Mark was terrible at this sort of thing and would likely run screaming into the metaphorical woods.
Roe. I really should have thought of them first. Roe was a good listener, and they offered input, not solutions.
I closed the group text and opened a text to Roe.
I took a deep breath, considered my words, then typed, Hey, I need to talk. Call when you get a second.
Send.
I stared at the screen. An inordinately long moment later, a check mark appeared by my text, telling me that they’d read it. I waited, my breath lodged in my throat. Waited for the icon to indicate that Roe was writing back or for the phone to switch to an incoming call. I waited until the screen went black, and then I waited a little more. I waited until the hum of activity in my neighbors’ apartments went silent. As silent as my phone, which was as useful as a brick in my hand.
I waited forever. Then I turned off my phone, left it on the coffee table, and went to bed.
Without my phone alarm to wake me, it was purely the luck of insomnia that had me up and out of bed in time to go to work for the goddamned Saturday shift I’d offered to put in. Although, without having slept last night, I wasn’t sure how much work I’d get done. I stood in the shower for fifteen minutes, ate a bagel without butter or cream cheese, remembered to put on clothes, and must have driven to work, because I was there swiping my card to enter the building.
Some of my coworkers were there, but none of us talked—we sat in our cubicles and focused on the tasks needed to complete the project. Our boss got us pizza for lunch. At two, everyone celebrated having finished the job and talked excitedly about what they planned to do with the rest of their weekend as they shut down their computers.
I listened to their chatter and let their joy wash over me, hoping I could ride the wave and find a hint of emotion besides exhausted numbness.
But the chatter about the weekend made me wonder if my friends’ brunch was over and if they’d had fun. Sharp pain lanced my chest. I supposed it was better than the numbness.
On the drive home, I almost headed to Logan’s house out of habit. When I jerked the wheel away from that exit, I nearly swerved into another car. A few tires squealed. Horns blared around me. I kept driving, staring ahead. Other than my stranglehold on the wheel, I was unaffected. My heart thumped along boringly. My head was blank but for the road stretched out in front of it.
Somehow I got home without causing any accidents.
In my cozy, echoing apartment, I changed into sweats and sat in front of the TV. For a moment I stared at the blank screen of my phone. Then I reached over, grabbed the remote, and turned the TV on. The Big Bang Theory covered the screen, and I set the remote down. I didn’t like this show, but I couldn’t think of something I’d rather watch. At least now vibrant colors flashed across my vision. Voices and laughter filled my living room.
I pulled my knees up to my chest and wrapped my arms around my legs so I could rest my chin on my knees, getting comfortable as the commercials informed me this was a marathon running all weekend. Oh good.
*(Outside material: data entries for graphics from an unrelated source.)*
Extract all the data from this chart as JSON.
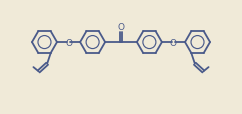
{
  "bg_color": "#f0ead8",
  "line_color": "#4a5a8a",
  "line_width": 1.3,
  "figsize": [
    2.42,
    1.15
  ],
  "dpi": 100,
  "O_label": "O",
  "o_label": "O",
  "font_size": 6.5
}
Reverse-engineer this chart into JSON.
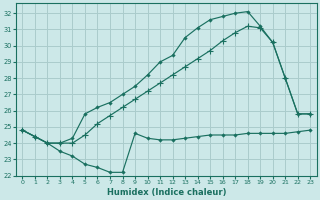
{
  "xlabel": "Humidex (Indice chaleur)",
  "bg_color": "#cce8e8",
  "grid_color": "#aacccc",
  "line_color": "#1a7060",
  "xlim": [
    -0.5,
    23.5
  ],
  "ylim": [
    22,
    32.6
  ],
  "yticks": [
    22,
    23,
    24,
    25,
    26,
    27,
    28,
    29,
    30,
    31,
    32
  ],
  "xticks": [
    0,
    1,
    2,
    3,
    4,
    5,
    6,
    7,
    8,
    9,
    10,
    11,
    12,
    13,
    14,
    15,
    16,
    17,
    18,
    19,
    20,
    21,
    22,
    23
  ],
  "line_upper_x": [
    0,
    1,
    2,
    3,
    4,
    5,
    6,
    7,
    8,
    9,
    10,
    11,
    12,
    13,
    14,
    15,
    16,
    17,
    18,
    19,
    20,
    21,
    22,
    23
  ],
  "line_upper_y": [
    24.8,
    24.4,
    24.0,
    24.0,
    24.3,
    25.8,
    26.2,
    26.5,
    27.0,
    27.5,
    28.2,
    29.0,
    29.4,
    30.5,
    31.1,
    31.6,
    31.8,
    32.0,
    32.1,
    31.2,
    30.2,
    28.0,
    25.8,
    25.8
  ],
  "line_mid_x": [
    0,
    1,
    2,
    3,
    4,
    5,
    6,
    7,
    8,
    9,
    10,
    11,
    12,
    13,
    14,
    15,
    16,
    17,
    18,
    19,
    20,
    21,
    22,
    23
  ],
  "line_mid_y": [
    24.8,
    24.4,
    24.0,
    24.0,
    24.0,
    24.5,
    25.2,
    25.7,
    26.2,
    26.7,
    27.2,
    27.7,
    28.2,
    28.7,
    29.2,
    29.7,
    30.3,
    30.8,
    31.2,
    31.1,
    30.2,
    28.0,
    25.8,
    25.8
  ],
  "line_low_x": [
    0,
    1,
    2,
    3,
    4,
    5,
    6,
    7,
    8,
    9,
    10,
    11,
    12,
    13,
    14,
    15,
    16,
    17,
    18,
    19,
    20,
    21,
    22,
    23
  ],
  "line_low_y": [
    24.8,
    24.4,
    24.0,
    23.5,
    23.2,
    22.7,
    22.5,
    22.2,
    22.2,
    24.6,
    24.3,
    24.2,
    24.2,
    24.3,
    24.4,
    24.5,
    24.5,
    24.5,
    24.6,
    24.6,
    24.6,
    24.6,
    24.7,
    24.8
  ]
}
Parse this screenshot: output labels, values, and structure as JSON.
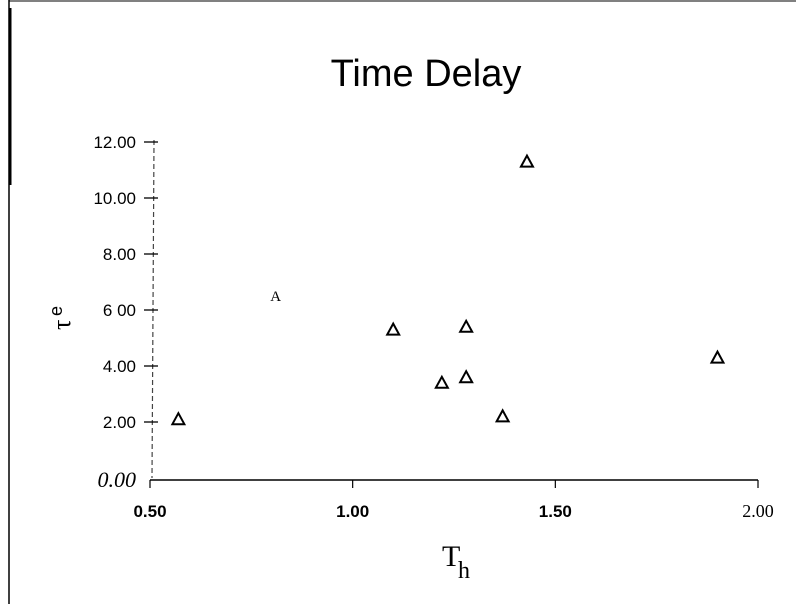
{
  "chart_data": {
    "type": "scatter",
    "title": "Time Delay",
    "xlabel": {
      "base": "T",
      "sub": "h"
    },
    "ylabel": {
      "base": "τ",
      "sub": "e"
    },
    "xlim": [
      0.5,
      2.0
    ],
    "ylim": [
      0.0,
      12.0
    ],
    "x_ticks": [
      {
        "value": 0.5,
        "label": "0.50"
      },
      {
        "value": 1.0,
        "label": "1.00"
      },
      {
        "value": 1.5,
        "label": "1.50"
      },
      {
        "value": 2.0,
        "label": "2.00"
      }
    ],
    "y_ticks": [
      {
        "value": 0.0,
        "label": "0.00"
      },
      {
        "value": 2.0,
        "label": "2.00"
      },
      {
        "value": 4.0,
        "label": "4.00"
      },
      {
        "value": 6.0,
        "label": "6 00"
      },
      {
        "value": 8.0,
        "label": "8.00"
      },
      {
        "value": 10.0,
        "label": "10.00"
      },
      {
        "value": 12.0,
        "label": "12.00"
      }
    ],
    "grid": false,
    "points": [
      {
        "x": 0.57,
        "y": 2.1,
        "marker": "triangle"
      },
      {
        "x": 0.81,
        "y": 6.5,
        "marker": "A"
      },
      {
        "x": 1.1,
        "y": 5.3,
        "marker": "triangle"
      },
      {
        "x": 1.22,
        "y": 3.4,
        "marker": "triangle"
      },
      {
        "x": 1.28,
        "y": 5.4,
        "marker": "triangle"
      },
      {
        "x": 1.28,
        "y": 3.6,
        "marker": "triangle"
      },
      {
        "x": 1.37,
        "y": 2.2,
        "marker": "triangle"
      },
      {
        "x": 1.43,
        "y": 11.3,
        "marker": "triangle"
      },
      {
        "x": 1.9,
        "y": 4.3,
        "marker": "triangle"
      }
    ]
  }
}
Watching meant I didn’t have to think about how my friends didn’t want me. That Logan didn’t want me. That all I had left was Sue. I hated that I’d been right. Sue was my family. The bonds to everyone else had snapped.
I should call Sue. I picked up the phone and waited for it to turn on, then impatiently clicked away from the various notifications, blaring bright on the screen. But once they were pushed aside, I saw the time. Nine o’clock on a Saturday wasn’t a good time to call one’s sister when she had a new boyfriend. I’d already driven everyone else away; I wouldn’t want to piss her off too.
It could wait until tomorrow.
I blinked at the time again. Nine o’clock? Huh. I should probably eat dinner. I still had a packet of ramen in the cupboard.